Roma – “Italiani impauriti, cresce il risparmio”.
Il Coronavirus influenza gli italiani che sono più impauriti e tendono al risparmio. E’ quanto emerge dall’ultimo rapporto Censis con Assogestioni ‘Il valore della diversità nelle scelte d’investimento prima e dopo il Covid-19’.
Secondo il rapporto, “il 67,8% degli italiani ha paura per la situazione economica familiare. Una paura radicata nei territori e trasversale ai diversi gruppi sociali. La percentuale sale al 72% tra i millennial e le donne, sfiora il 75% nel sud, supera il 76% tra gli imprenditori e arriva all’82,6% tra le persone con i redditi più bassi”.
E ancora. “Nella fase post-emergenza – si legge nella nota – la biopaura da contagio e la minaccia alla salute si saldano ai timori per le incerte prospettive economiche. La paura diventa così il principio regolatore emotivo di questa nuova stagione”.
La tendenza è quella del risparmio. “L’epidemia del Covid-19 – continua il documento – oltre ad aver diffuso la paura, ha generato una grande incertezza economica ed esistenziale. Lo pensa il 49,7% degli italiani (il dato sale al 58,9% tra gli imprenditori). L’unica certezza è che ‘tutto può succedere’. La fine della storia ha lasciato il posto alle infinite storie possibili. La possibilità che un evento inedito e inatteso possa cambiare in un attimo la vita delle persone fa esplodere un senso acuto di vulnerabilità. In questo contesto, sul piano economico per gli italiani ora serve una grande cautela, soprattutto nella gestione dei propri soldi. Lo pensa il 39,7% dei risparmiatori (il dato sale al 45% nel nord-est)”.
Il rapporto sottolinea anche un boom della liquidità. “Il 38,9% degli italiani ha incrementato il proprio risparmio nel periodo del lockdown – si legge -. La percentuale sale al 49,1% tra i risparmiatori abituali.
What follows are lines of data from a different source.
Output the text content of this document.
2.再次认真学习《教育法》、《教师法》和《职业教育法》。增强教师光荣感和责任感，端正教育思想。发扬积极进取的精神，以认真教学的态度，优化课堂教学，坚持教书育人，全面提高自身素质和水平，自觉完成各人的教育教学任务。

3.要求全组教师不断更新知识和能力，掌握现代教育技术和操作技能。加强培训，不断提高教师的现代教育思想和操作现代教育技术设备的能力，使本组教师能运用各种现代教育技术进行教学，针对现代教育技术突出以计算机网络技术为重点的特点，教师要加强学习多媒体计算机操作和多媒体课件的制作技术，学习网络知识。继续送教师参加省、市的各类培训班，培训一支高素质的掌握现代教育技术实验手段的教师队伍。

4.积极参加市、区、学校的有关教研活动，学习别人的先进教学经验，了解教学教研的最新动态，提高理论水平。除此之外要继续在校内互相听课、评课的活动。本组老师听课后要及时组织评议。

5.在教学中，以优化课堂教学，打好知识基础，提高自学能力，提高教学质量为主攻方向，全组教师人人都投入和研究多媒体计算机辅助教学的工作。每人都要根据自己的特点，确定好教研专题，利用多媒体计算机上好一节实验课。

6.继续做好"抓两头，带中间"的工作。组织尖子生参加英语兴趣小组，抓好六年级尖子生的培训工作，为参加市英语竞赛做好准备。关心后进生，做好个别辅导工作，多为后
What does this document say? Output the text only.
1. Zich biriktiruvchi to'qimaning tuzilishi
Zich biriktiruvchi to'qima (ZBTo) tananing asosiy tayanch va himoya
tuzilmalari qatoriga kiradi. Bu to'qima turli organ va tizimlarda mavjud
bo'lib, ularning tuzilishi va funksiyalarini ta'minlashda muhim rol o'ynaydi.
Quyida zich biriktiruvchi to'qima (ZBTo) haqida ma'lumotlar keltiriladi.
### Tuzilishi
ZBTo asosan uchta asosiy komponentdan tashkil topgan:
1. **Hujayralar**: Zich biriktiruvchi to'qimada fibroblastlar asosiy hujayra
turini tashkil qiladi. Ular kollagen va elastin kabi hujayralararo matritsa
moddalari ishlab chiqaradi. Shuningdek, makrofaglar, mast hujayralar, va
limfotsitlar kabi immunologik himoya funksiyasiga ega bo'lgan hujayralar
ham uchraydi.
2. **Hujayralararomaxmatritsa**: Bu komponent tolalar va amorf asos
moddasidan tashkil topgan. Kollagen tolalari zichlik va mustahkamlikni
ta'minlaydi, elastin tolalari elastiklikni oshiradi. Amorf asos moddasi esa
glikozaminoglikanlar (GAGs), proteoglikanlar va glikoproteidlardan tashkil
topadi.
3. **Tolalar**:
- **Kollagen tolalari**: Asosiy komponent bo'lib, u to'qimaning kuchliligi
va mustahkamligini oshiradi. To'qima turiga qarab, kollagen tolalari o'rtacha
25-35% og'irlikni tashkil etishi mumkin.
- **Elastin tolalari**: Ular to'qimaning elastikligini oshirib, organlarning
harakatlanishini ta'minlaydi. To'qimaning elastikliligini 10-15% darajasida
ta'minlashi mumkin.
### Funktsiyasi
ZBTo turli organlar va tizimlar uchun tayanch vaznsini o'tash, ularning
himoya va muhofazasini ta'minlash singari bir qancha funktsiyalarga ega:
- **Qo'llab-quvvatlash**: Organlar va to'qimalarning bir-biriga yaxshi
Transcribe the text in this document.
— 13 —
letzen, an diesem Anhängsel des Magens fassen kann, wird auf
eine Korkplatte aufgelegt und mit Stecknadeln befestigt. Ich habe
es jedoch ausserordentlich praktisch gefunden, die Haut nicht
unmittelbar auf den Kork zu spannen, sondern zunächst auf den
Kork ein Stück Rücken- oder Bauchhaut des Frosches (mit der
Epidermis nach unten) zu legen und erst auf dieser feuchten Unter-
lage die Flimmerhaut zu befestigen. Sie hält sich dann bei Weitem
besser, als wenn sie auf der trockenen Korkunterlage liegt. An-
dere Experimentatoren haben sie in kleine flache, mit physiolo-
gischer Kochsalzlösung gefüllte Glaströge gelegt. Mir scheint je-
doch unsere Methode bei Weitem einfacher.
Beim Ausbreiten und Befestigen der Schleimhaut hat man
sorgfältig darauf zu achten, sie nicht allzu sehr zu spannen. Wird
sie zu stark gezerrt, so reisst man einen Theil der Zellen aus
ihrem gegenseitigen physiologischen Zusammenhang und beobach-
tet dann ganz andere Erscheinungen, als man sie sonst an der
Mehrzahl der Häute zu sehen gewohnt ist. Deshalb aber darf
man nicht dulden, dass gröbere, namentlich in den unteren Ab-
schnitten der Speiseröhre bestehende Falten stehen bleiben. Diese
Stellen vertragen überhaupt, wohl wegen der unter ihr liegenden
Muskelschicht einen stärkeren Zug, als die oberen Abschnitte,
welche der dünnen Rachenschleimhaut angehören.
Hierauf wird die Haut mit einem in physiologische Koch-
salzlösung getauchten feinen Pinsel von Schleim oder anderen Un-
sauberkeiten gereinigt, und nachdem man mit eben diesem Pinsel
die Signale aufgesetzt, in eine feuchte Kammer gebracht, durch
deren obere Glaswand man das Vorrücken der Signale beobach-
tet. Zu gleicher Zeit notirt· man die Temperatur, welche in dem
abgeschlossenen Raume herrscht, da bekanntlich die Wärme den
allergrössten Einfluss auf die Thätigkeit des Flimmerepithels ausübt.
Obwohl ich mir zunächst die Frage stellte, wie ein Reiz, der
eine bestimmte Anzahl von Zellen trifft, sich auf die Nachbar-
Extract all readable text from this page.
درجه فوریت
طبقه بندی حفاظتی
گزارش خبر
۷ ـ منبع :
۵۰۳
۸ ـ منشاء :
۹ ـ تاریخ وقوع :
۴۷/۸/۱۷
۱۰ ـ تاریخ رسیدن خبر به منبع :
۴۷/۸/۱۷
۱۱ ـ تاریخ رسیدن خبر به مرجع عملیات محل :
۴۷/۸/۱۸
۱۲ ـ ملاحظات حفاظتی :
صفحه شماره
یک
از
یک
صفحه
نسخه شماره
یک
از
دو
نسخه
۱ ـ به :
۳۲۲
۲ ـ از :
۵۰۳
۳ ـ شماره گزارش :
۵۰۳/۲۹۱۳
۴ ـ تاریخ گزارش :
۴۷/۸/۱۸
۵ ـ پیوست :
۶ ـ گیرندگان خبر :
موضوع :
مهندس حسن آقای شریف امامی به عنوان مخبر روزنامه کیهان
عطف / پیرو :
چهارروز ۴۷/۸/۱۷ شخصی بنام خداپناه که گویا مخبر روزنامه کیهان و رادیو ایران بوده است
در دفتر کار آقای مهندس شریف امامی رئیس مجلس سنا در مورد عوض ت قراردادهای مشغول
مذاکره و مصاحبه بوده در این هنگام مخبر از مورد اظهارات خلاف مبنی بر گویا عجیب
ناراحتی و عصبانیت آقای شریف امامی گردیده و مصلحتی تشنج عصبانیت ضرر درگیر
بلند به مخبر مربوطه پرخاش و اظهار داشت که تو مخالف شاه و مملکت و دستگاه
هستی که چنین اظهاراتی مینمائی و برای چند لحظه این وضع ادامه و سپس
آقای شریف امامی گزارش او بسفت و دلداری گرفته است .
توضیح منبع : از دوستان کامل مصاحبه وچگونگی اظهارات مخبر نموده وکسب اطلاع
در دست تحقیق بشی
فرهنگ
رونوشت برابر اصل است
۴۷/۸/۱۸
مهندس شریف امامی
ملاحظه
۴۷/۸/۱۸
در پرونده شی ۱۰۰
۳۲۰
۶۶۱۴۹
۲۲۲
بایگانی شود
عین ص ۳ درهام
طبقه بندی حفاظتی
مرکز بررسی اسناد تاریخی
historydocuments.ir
Del resto, nel periodo della quarantena sono stati 28 milioni i percettori di reddito le cui entrate non sono state intaccate (pensionati, dipendenti pubblici, lavoratori del settore privato non in cassa integrazione o congedo parentale), pari al 71,2% del totale. Il risparmio forzoso è nato da continuità nelle retribuzioni e tagli nei consumi”.
Viene inoltre specificato come gli italiani vorrebbe investire la liquidità aggiuntiva . “Sui titoli di Stato ci si divide – conclude la nota – il 43,7% degli italiani li comprerebbe, il 51,3% no, il 5% è incerto. Più propensi ad acquistarli i residenti del nord-ovest (47,5%), le persone con redditi elevati (55,9%), i dirigenti e i quadri (59,3%), mentre i più scettici sono gli operai (54,5%) e i residenti del sud (54%). Vince il timore per un debito pubblico che nel lungo periodo può generare rischi anche per i propri risparmi. Buona la propensione all’acquisto di strumenti finanziari Esg (Environmental, Social, Governance), basati su criteri di investimento responsabile: il 52,3% degli italiani si dice interessato a investirvi (il 68,2% tra i laureati, il 70,2% tra i dirigenti e i quadri). Una voglia di sostenibilità che oggi si lega al tema della tutela e promozione della salute, balzato in cima alle priorità delle persone con l’emergenza sanitaria”.